Before you start, you need a few libraries and tools to follow this tutorial. Everything up to step 5 (simulation) can be done with completely free and open-source tools.
The examples in this part of the tutorial are written in Python, so you'll need
- Install Python 3.6+.
- Install PyArrow 3.0+.
Furthermore you'll need to build and install Fletchgen - the Fletcher design generator tool.
- Build and install Fletchgen.
Also, we make use of vhdmmio - A code generator for AXI4-lite compatible memory-mapped I/O.
- Install vhdmmio.
- Install a hardware simulator, e.g. GHDL or ModelSim/QuestaSim.
- Install vhdeps - A VHDL dependency analyzer.
We will also show how to write a software application, ready to be accelerated using Fletcher and Arrow, that runs on the CPU. We call this the "host-side" application, as the CPU "hosts" the accelerator.
For each language, Fletcher provides a run-time library to manage the data and control flow to and from a Fletcher-based accelerator.
Language | Run-time library |
---|---|
Python | Install pyfletcher |
C++ | Build & install libfletcher |
For actual hardware acceleration, you'll need to access to one of the supported platforms. We currently support:
The main goal of this tutorial is to learn the basics of working with the Fletcher framework.
To this end, let's assume we want to create a very simple FPGA accelerator design that just sums a column of integers in a table, or in Apache Arrow terminology: sums an array (column) of integers of some recordbatch (tabular data structure).
Schematically, our desired functionality would look as follows:
We've included some dummy data in our ExampleBatch "table" that we'll also use throughout this example.
The next few steps will take us through how we can use Fletcher to realize the functionality shown above.
- Generate a Schema to represent the type of RecordBatch the kernel must operate on.
- Generate a RecordBatch with some dummy data for simulation.
- Run Fletchgen to create a design and kernel template from the Schema and RecordBatch.
- Implement the kernel using a HDL or HLS.
- Simulate the design to verify its functionality.
- Write the host-side software that integrates with your accelerator through Apache Arrow.
- Target a platform to place and route for a real FPGA accelerator implementation.
Fletchgen is the design generator tool of Fletcher. It requires an Arrow schema as input. A schema is nothing more than a description of the type of data that you can find in an Arrow recordbatch. A recordbatch is a tabular datastructure with columns. These columns are called Arrow arrays. Don't confuse them with C-like arrays!

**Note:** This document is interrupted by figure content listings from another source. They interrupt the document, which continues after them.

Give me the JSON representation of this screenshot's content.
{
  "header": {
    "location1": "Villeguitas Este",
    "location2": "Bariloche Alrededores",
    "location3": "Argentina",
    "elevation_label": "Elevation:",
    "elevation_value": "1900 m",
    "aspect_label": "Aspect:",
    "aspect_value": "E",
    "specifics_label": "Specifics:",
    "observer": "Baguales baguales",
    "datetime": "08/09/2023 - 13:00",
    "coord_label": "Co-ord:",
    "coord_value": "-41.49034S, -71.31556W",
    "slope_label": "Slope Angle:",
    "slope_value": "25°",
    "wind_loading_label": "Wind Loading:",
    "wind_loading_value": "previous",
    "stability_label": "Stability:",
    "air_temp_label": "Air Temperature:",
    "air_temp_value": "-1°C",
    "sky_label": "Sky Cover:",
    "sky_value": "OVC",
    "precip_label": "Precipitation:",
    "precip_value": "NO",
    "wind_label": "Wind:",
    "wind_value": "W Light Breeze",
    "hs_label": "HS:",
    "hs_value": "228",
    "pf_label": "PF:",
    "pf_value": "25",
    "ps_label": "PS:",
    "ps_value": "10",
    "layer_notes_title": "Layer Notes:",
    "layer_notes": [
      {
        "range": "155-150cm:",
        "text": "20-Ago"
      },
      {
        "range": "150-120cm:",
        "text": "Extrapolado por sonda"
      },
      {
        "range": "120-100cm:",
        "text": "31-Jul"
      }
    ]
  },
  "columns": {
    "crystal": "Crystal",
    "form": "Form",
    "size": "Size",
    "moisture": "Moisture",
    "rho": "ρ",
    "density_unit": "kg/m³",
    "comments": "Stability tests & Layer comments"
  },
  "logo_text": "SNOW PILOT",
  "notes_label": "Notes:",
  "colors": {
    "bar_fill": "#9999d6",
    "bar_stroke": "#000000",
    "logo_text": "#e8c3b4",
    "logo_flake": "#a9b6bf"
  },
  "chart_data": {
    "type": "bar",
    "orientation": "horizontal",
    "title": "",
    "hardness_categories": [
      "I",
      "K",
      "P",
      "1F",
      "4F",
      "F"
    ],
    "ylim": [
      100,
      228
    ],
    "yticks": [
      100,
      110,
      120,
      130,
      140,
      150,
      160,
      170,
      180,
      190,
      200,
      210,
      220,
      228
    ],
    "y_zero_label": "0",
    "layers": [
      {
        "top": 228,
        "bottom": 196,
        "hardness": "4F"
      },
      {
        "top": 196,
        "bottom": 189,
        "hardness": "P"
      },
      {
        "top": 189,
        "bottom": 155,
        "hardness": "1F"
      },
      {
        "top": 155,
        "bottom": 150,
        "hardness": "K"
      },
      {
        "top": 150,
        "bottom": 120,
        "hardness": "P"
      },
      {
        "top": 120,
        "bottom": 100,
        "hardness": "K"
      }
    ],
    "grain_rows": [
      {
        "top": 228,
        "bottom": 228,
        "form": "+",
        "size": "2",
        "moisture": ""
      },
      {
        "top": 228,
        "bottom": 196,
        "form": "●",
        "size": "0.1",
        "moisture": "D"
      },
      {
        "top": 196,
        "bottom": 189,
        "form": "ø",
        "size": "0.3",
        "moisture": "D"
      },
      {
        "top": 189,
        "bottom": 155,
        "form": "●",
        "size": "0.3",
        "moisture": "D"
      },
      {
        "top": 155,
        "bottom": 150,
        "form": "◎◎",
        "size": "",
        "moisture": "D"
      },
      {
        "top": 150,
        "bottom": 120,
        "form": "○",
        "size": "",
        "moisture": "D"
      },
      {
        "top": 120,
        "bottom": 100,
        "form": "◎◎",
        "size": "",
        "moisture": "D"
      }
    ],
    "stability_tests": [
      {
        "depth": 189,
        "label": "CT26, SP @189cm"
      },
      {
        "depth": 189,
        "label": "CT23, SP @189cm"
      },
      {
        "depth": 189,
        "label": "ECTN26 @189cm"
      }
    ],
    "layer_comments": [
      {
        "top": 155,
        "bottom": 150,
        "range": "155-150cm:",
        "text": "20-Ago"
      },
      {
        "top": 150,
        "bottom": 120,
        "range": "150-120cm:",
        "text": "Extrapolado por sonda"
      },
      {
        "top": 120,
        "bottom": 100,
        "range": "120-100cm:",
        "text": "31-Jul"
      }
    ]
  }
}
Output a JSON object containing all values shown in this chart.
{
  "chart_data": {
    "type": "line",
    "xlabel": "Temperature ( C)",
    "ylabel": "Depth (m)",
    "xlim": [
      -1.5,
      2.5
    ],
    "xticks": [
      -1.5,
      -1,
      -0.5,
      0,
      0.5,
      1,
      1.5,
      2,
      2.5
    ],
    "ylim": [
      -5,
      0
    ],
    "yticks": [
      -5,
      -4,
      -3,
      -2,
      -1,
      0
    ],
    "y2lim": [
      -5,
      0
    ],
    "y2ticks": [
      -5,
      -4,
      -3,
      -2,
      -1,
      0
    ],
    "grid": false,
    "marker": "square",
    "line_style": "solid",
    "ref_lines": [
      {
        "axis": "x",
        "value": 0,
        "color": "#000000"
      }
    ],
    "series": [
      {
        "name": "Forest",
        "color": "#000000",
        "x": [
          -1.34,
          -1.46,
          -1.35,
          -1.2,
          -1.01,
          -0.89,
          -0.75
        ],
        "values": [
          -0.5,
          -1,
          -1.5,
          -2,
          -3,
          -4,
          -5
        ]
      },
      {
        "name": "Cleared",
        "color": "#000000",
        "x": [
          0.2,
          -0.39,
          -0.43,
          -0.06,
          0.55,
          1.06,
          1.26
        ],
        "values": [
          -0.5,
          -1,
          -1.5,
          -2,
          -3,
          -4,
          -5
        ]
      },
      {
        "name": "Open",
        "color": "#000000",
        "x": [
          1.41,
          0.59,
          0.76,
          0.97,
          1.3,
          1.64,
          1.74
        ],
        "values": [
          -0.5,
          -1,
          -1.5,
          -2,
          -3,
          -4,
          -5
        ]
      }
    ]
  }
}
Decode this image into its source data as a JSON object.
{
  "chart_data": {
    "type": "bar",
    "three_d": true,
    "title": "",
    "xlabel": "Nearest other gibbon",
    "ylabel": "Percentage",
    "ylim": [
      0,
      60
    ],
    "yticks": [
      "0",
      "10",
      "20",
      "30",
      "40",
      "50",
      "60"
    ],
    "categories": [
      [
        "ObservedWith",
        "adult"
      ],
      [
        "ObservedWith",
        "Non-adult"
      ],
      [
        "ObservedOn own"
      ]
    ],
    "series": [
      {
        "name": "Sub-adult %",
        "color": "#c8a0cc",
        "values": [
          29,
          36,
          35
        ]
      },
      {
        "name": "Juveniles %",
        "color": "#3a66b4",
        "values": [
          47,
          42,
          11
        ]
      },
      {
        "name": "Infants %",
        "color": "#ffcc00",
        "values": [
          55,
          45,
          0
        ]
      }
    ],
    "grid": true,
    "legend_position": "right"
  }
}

They can be much more complex than that!
When we look at the figure above, we see that our computational kernel (the Sum kernel) will just take one column from one RecordBatch, and spit out the sum of all the numbers in the column.
We observe that name of the column with the numbers is number
. Suppose we'll
choose the numbers to be of Arrow type int64
. We may now describe an Arrow
field of the schema that corresponds to our number
column.
There is one more thing that Arrow needs to know about the field; whether or not it's nullable, meaning that the number can also be invalid (for example, there was a corrupted sample in some measurement). For now, we'll assume that the numbers are not nullable (i.e. they are always valid).
We will use a little Python script to generate the field.
Continue the tutorial by checking out this iPython Notebook.
If you're in a hurry, here is the short version, that includes step 2.
Now that we've defined an Arrow schema, we can move to the next step of our typical design flow. Not only do we want to design the kernel based on the schema, we'd also like to feed it with some data in a simulation environment, before throwing our design at the FPGA place and route tools (this can take multiple hours to complete!).
To this end, we can supply Fletchgen with an actual Arrow recordbatch. In real applications, these can be very large; in the order of gigabytes. For simulation we're just going to fill our only recordbatch column with four numbers as is shown in the figure at the top of this page.
We'll also use a little Python script to generate the recordbatch.
Continue the tutorial by checking out this iPython Notebook.
If you're in a hurry, here is the short version, that includes step 1.
Now that we've generated a recordbatch with some test data, it's time to let Fletchgen do its job. We want Fletchgen to do the following things for us:
- Create a kernel template based on the schema.
- Create a design infrastructure based on the schema.
- Create a simulation top-level with pre-loaded memory model contents based on the recordbatch.
We can call Fletchgen from the command line as follow:
$ cd hardware
$ fletchgen -n Sum -r recordbatch.rb -s recordbatch.srec -l vhdl --sim
We've used the following options:
-n
specifies the name of our kernel.-r
specifies that we want to give Fletchgen a recordbatch.-s
specifies the path of the memory model contents (an SREC file)-l
specifies the output language for the design files, in our case VHDL (luckily we don't have to write any!).--sim
specifies that we'd like to generate a simulation top-level.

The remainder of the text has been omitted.